The Sunni fanatics of Islamic State of Iraq and the Levant (ISIL) are even today beheading and crucifying people for what they denounce as blasphemy. Zoroastrians stopped the chopping some centuries ago, leaving it to God to strike the guilty down with bolts of lightning, with slippery banana skins or other divine weapons. However, Herodotus, the father of history, very clearly says that the Achaemenids, the Persian Zoroastrians of his time, unlike the Greeks, did not anthropomorphise their God. In other words, Ahura Mazda was not as were Zeus, etc., ever portrayed in human form. Historians, today, don’t believe the figure in the winged chariot is Ahura Mazda. He is a spirit, an angel or someone who intercedes between humans and the unfathomable divine.
In fact, some historians trace the figure back to pre-monotheistic times when the pre-Zoroastrians worshipped the Sun — which is the circle given wings and an emergent human form. The Assyrians represented the circle with wings, the Sun of the heavens, as Shamash, who was also the God of justice. Still others say the winged figure represents the “Xwarenah” or the divine glory of Darius the King.
These several uncertainties are, to my mind, a good defence for Snoop Doggy and for the Iranian-American singer Amitis with whom he shares the song or piece for which the video is made. I don’t know if Amitis is a fellow Zoroastrian or whether she is one of the scantily clad women who dance in front of the “Fravahar” symbol suspended above the throne on which Dogg sits. The video depicts people smoking hookahs, presumably with stronger material than tobacco in them.
Allow me then to venture an artistic, as opposed to an outraged, critique of the video. As every good Parsi knows the prophet, Zarathustra, had strong words to say about the sacrificing of bulls and the orgiastic consumption of the exhilarating Haoma. Though modern Parsis don’t sacrifice bulls they, symbolically at least, partake of the rite of Haomo. I imagine the original rite about which the prophet had strong words, to be something like the sight Moses encountered when he came down from the mountain with the 10 Commandments. He was carrying these engraved stones when he saw his followers dancing around a golden calf in orgiastic revelry. My suspicion is that Dogg, a Christian, drew his inspiration from this Old Testament scene.

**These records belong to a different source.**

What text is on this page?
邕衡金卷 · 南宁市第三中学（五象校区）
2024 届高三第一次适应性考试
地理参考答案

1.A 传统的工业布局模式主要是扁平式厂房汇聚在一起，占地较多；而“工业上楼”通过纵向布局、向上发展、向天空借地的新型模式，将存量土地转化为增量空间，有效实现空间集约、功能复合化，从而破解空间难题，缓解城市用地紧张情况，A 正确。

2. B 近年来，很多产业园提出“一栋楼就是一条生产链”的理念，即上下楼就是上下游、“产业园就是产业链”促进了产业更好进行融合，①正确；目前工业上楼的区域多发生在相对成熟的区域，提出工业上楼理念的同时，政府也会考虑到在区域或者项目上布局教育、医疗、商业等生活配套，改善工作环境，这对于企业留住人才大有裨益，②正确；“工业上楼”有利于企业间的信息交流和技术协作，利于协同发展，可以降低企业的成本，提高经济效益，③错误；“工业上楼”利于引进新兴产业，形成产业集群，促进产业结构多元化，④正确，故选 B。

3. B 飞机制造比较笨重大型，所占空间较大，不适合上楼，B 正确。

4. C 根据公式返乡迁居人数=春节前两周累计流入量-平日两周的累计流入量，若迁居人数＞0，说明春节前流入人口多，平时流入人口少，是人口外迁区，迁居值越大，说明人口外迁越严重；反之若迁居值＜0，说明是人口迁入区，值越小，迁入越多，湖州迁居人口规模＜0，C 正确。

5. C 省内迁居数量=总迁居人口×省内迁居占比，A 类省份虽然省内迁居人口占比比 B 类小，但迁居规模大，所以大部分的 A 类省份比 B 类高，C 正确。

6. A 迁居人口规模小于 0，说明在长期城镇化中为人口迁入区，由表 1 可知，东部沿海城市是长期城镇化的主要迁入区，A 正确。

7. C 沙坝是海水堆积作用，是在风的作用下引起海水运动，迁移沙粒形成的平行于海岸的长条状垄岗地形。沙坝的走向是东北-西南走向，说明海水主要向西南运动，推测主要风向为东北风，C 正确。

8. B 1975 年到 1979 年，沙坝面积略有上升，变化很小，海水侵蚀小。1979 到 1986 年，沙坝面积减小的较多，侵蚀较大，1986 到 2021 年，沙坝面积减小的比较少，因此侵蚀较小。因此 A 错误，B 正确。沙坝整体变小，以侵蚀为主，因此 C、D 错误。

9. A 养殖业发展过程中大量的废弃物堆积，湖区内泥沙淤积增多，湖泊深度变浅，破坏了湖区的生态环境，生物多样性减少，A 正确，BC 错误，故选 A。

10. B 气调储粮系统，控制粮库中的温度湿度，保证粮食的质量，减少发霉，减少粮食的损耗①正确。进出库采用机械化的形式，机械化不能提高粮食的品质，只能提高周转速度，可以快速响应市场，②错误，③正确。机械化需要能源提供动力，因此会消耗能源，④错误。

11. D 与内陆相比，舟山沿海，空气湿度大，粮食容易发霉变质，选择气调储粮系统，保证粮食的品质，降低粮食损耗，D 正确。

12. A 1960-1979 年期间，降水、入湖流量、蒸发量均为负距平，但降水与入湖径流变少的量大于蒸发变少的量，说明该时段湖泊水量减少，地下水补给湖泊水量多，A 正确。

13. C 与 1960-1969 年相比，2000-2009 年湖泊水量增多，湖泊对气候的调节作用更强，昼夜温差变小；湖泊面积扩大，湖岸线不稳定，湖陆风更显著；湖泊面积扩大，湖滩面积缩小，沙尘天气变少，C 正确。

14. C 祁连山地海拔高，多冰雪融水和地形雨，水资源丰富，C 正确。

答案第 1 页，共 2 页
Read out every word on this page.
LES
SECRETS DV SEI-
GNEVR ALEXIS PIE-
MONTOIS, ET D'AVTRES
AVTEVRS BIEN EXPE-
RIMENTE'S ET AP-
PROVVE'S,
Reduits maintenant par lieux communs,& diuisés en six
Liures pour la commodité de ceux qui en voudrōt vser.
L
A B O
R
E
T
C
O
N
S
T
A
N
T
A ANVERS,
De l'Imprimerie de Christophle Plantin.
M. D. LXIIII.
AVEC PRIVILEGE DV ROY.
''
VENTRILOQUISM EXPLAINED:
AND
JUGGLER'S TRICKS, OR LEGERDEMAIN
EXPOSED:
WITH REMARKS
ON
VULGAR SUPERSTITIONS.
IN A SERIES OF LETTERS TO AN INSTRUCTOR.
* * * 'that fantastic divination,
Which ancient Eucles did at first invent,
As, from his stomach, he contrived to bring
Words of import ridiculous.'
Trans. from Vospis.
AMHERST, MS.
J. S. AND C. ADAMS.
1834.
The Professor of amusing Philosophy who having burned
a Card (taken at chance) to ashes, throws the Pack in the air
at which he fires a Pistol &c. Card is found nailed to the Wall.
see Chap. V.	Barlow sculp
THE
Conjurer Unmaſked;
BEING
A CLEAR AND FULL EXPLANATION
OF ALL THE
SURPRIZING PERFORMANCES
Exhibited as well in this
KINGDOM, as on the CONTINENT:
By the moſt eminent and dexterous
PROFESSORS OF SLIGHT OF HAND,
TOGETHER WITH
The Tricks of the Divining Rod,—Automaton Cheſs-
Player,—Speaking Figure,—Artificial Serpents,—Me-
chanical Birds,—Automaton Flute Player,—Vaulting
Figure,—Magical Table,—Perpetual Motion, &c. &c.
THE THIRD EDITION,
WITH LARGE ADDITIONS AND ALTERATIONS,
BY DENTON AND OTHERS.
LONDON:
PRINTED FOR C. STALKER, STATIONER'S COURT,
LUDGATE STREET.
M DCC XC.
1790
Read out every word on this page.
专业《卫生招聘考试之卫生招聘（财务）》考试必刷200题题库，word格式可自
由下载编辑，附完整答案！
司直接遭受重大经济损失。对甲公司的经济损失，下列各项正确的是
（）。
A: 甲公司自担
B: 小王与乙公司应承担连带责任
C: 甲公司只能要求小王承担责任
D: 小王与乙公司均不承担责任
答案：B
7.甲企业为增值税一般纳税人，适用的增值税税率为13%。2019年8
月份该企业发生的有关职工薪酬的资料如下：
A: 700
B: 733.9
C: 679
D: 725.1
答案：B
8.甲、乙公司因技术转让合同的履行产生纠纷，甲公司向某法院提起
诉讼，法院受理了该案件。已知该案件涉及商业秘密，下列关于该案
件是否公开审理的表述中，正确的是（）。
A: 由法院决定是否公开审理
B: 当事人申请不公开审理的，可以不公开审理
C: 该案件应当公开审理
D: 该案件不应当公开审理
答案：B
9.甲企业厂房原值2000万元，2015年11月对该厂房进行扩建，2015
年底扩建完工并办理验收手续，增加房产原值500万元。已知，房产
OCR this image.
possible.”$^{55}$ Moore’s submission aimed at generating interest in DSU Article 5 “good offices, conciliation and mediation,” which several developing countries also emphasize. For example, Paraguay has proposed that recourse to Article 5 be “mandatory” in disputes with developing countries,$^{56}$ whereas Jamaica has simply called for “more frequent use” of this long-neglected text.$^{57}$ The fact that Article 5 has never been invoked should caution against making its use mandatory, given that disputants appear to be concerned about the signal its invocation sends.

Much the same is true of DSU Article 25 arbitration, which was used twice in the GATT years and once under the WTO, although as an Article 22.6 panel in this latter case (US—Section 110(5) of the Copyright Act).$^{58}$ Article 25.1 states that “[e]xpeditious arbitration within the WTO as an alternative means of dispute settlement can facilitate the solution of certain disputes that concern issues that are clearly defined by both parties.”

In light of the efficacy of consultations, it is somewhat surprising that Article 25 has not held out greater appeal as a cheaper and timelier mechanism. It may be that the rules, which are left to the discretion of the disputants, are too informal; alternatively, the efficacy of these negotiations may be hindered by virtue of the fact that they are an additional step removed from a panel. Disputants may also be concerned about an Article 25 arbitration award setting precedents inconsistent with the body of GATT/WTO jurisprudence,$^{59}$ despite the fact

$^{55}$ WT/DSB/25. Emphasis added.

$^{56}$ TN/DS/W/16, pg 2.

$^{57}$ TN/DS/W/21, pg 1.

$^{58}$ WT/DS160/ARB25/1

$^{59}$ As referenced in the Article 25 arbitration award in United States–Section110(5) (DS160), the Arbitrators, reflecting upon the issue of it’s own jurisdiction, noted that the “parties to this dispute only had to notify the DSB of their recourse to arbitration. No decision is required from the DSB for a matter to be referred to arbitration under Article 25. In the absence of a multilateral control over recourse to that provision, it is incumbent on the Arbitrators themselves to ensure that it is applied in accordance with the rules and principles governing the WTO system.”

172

Dogg has cast himself as Moses, hence the throne. The dancers are the revellers around the calf, consumers of the equivalent of Haoma and the “Xwarenah” above him represents the authority of Zoroastrianism, the first monotheistic religion, passing on to this Doggy proto-Moses. Every Parsi also knows that when Jesus’ apostle Matthew writes in the gospel that three Zoroastrian Magi came to Jesus’ birth with gifts to anoint him, he is seeking the same authority. If Zoroastrian priests declared the divinity of Jesus that would make it certain.
Some of you will dismiss this interpretation as fanciful and I doubt if Dogg will read it and rush to endorse it saying “yes, that’s precisely what I meant to convey and thank you Mr D for your insightful articulation, in consequence of which 32 per cent of the earnings from the video will be deposited in your off-shore bank account”. Unlikely. But still, thanks to Dogg Zoroastrianism will now be seen by millions as “cool” — a term of approval in the Doggy world. So brothers and sisters remember: Good thoughts, good words and good deeds. Not good court cases and censorship.
I remain,
Yours in the grace of Ahura Mazda, Et cetera.